A famous psychological experiment was conducted in which volunteers were told to ask questions to actors who the volunteers thoughts were only other volunteers. For each question that was answered incorrectly, the volunteers had to electrocute the actor. Although no current was actually applied to the "subject", they nevertheless acted the symptoms of electrocution. To begin, a small current was "applied", and the actor gave a twitch. The current gradually got larger and larger, and the actor would manifest signs of extreme pain. The volunteer would ask not to continue, but the scientists monitoring the experiment would tell them that it was OK, they [the volunteers] were not responsible for anything that happened, all possible blame would be laid at the feet of the scientists. Most volunteers continued electrocuting their "subjects" until they appeared dead.

This phenomenon, this tucked-away, sinister little part of human nature only becomes real or dangerous when political and social systems contrive to create a situation in which the evil designs of a tiny number of high-ranking individuals need to be carried out by many hundreds of ordinary people in order to occur. Unfortunately, almost every social system in the world is formed in this way. As any sociologist will tell you, the phenomenon of people obeying orders is a direct product of society and the near-total control that it can exert over its members. Social forces are, in this way, often the undoing of the individual.

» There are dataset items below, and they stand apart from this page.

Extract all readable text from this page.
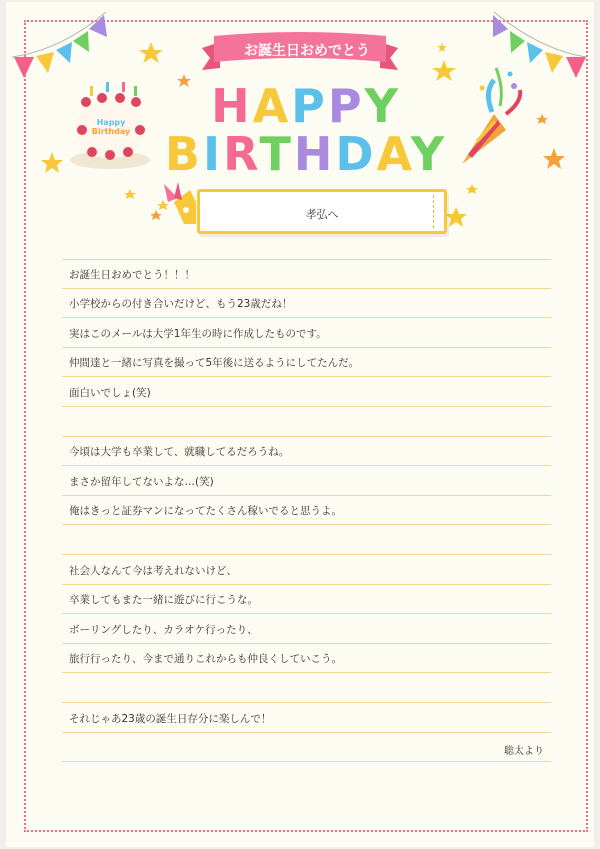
お誕生日おめでとう
Happy
Birthday	HAPPY
BIRTHDAY
孝弘へ
お誕生日おめでとう！！！
小学校からの付き合いだけど、もう23歳だね！
実はこのメールは大学1年生の時に作成したものです。
仲間達と一緒に写真を撮って5年後に送るようにしてたんだ。
面白いでしょ(笑)
今頃は大学も卒業して、就職してるだろうね。
まさか留年してないよな…(笑)
俺はきっと証券マンになってたくさん稼いでると思うよ。
社会人なんて今は考えれないけど、
卒業してもまた一緒に遊びに行こうな。
ボーリングしたり、カラオケ行ったり、
旅行行ったり、今まで通りこれからも仲良くしていこう。
それじゃあ23歳の誕生日存分に楽しんで！
聡太より
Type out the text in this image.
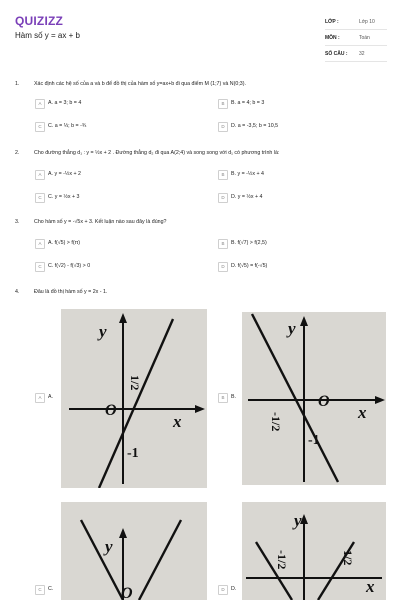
QUIZIZZ
Hàm số y = ax + b
LỚP :	Lớp 10
MÔN :	Toán
SỐ CÂU :	32
1.	Xác định các hệ số của a và b để đồ thị của hàm số y=ax+b đi qua điểm M (1;7) và N(0;3).
A	A. a = 3; b = 4	B	B. a = 4; b = 3
C	C. a = ⅓; b = -¾	D	D. a = -3,5; b = 10,5
2.	Cho đường thẳng d₁ : y = ½x + 2 . Đường thẳng d₂ đi qua A(2;4) và song song với d₁ có phương trình là:
A	A. y = -½x + 2	B	B. y = -½x + 4
C	C. y = ½x + 3	D	D. y = ½x + 4
3.	Cho hàm số y = -√5x + 3. Kết luận nào sau đây là đúng?
A	A. f(√5) > f(π)	B	B. f(√7) > f(2,5)
C	C. f(√2) - f(√3) > 0	D	D. f(√5) = f(-√5)
4.	Đâu là đồ thị hàm số y = 2x - 1.
A	A.	B	B.
C	C.	D	D.
y
x
O
1/2
-1
y
x
O
-1/2
-1
y
O
y
x
-1/2	1/2
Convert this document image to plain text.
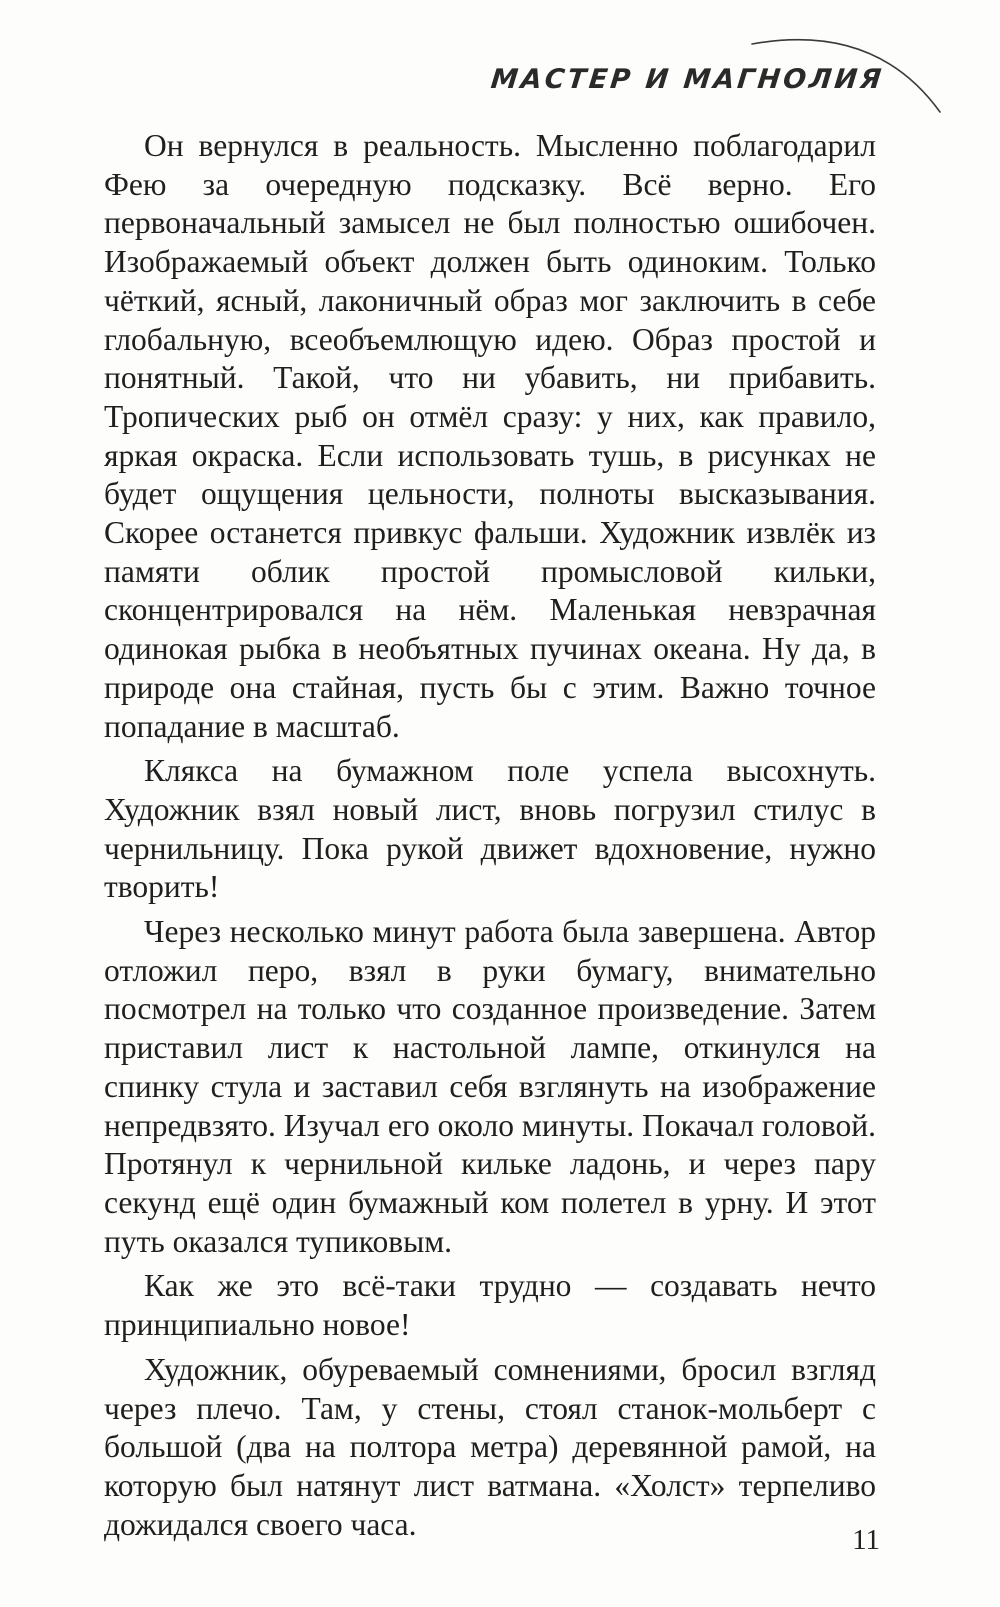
МАСТЕР И МАГНОЛИЯ

Он вернулся в реальность. Мысленно поблагодарил Фею за очередную подсказку. Всё верно. Его первоначальный замысел не был полностью ошибочен. Изображаемый объект должен быть одиноким. Только чёткий, ясный, лаконичный образ мог заключить в себе глобальную, всеобъемлющую идею. Образ простой и понятный. Такой, что ни убавить, ни прибавить. Тропических рыб он отмёл сразу: у них, как правило, яркая окраска. Если использовать тушь, в рисунках не будет ощущения цельности, полноты высказывания. Скорее останется привкус фальши. Художник извлёк из памяти облик простой промысловой кильки, сконцентрировался на нём. Маленькая невзрачная одинокая рыбка в необъятных пучинах океана. Ну да, в природе она стайная, пусть бы с этим. Важно точное попадание в масштаб.

Клякса на бумажном поле успела высохнуть. Художник взял новый лист, вновь погрузил стилус в чернильницу. Пока рукой движет вдохновение, нужно творить!

Через несколько минут работа была завершена. Автор отложил перо, взял в руки бумагу, внимательно посмотрел на только что созданное произведение. Затем приставил лист к настольной лампе, откинулся на спинку стула и заставил себя взглянуть на изображение непредвзято. Изучал его около минуты. Покачал головой. Протянул к чернильной кильке ладонь, и через пару секунд ещё один бумажный ком полетел в урну. И этот путь оказался тупиковым.

Как же это всё-таки трудно — создавать нечто принципиально новое!

Художник, обуреваемый сомнениями, бросил взгляд через плечо. Там, у стены, стоял станок-мольберт с большой (два на полтора метра) деревянной рамой, на которую был натянут лист ватмана. «Холст» терпеливо дожидался своего часа.	11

Of course, it is also self-evident that without society, the individual would be nothing. And if society did not demand fealty from the individual, then it would cease to be: each person would only act for himself, and nothing would join people in the common purpose that is the very essence of society, and the essence of what makes humankind prosperous. But this fealty need not bee unthinking. Just as it is important to feel a common bond with those around you, it is equally important that this bond does not overthrow the rational workings of your consciousness. You should not shirk your share in constructing a great civilisation, but if this construction involves doing harm to others, it makes much more sense to abandon your social ties.

This is why it is dangerous when people talk about (for example) feeling pride in their country. Love for one's countrymen is fine, but a such a pride is utterly irrational, and in my view the first step in the more harmful, but equally large-scale irrationality of, say, condoning torture for national security.